What if Har-Con had specifically stated in its order that it wanted scaffold boards without cleats? Would Rourke Rental then be liable to Har-Con employees under the doctrine of strict liability if it furnished the scaffold boards as directed by Har-Con? Surely not. Yet that is precisely the effect of the situation which exists in this case. There is no evidence that Har-Con ordered boards with cleats. The boards were actually delivered in sound condition by Rourke Rental. No defective conditions having been shown in the products as ordered and delivered, recovery upon the doctrine of strict liability should not be permitted.

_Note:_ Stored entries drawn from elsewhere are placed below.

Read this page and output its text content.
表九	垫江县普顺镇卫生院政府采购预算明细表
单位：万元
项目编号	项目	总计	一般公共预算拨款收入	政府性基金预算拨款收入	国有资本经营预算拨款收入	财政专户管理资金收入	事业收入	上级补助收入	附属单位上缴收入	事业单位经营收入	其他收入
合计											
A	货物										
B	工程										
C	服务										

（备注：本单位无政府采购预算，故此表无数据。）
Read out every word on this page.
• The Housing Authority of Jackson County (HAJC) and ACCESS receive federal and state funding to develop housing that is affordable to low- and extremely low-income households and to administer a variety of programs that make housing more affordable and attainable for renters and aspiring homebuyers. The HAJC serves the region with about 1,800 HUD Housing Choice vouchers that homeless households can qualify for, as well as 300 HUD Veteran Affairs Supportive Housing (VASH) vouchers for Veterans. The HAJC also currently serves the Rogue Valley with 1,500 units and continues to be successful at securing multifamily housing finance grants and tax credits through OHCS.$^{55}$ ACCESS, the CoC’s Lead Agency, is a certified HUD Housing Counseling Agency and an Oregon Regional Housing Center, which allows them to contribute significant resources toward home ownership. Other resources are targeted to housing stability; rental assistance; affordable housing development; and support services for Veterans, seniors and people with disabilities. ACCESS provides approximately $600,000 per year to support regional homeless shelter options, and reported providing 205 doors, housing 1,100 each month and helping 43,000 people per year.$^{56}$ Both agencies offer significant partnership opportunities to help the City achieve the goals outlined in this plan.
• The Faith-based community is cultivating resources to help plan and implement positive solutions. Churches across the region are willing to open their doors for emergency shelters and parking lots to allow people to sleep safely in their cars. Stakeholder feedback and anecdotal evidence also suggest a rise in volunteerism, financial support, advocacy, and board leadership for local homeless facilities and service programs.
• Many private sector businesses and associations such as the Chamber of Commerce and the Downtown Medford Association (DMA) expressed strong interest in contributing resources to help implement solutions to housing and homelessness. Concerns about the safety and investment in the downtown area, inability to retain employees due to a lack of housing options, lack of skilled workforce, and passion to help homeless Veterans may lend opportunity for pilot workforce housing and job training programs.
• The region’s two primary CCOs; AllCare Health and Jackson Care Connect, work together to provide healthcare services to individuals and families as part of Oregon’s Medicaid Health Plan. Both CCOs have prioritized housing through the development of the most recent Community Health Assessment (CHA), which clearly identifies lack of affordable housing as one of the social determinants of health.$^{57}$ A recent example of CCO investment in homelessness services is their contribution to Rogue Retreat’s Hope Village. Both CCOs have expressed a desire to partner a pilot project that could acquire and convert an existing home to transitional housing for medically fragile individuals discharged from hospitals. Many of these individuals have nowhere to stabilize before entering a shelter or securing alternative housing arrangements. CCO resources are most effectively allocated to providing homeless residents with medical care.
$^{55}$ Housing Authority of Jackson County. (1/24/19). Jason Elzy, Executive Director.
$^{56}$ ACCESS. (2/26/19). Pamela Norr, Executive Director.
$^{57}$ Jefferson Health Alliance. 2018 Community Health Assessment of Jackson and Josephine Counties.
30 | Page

Further, the absence of cleats on the scaffold boards was open and obvious to the casual observer at the time of their delivery by Rourke to Har-Con. The condition of the boards was not in any manner concealed. Under such circumstances the boards should not, as a matter of law, be regarded as unreasonably dangerous. The dissenting opinion of Justice Evans in the court of civil appeals adequately deals with this additional reason why strict liability is inapplicable. I agree with his opinion.
STEAKLEY and DENTON, JJ., join in this dissent.
. The evidence indicates that cleats are usually produced out of 2" x 4" lumber by cutting strips equal to the widths of the scaffolds boards so that they may be nailed across the underneath sides of both ends of the scaffold boards to prevent them from slipping on the steel scaffold frames. To equip the boards in question with cleats would have required eight of such 2" x 4" strips.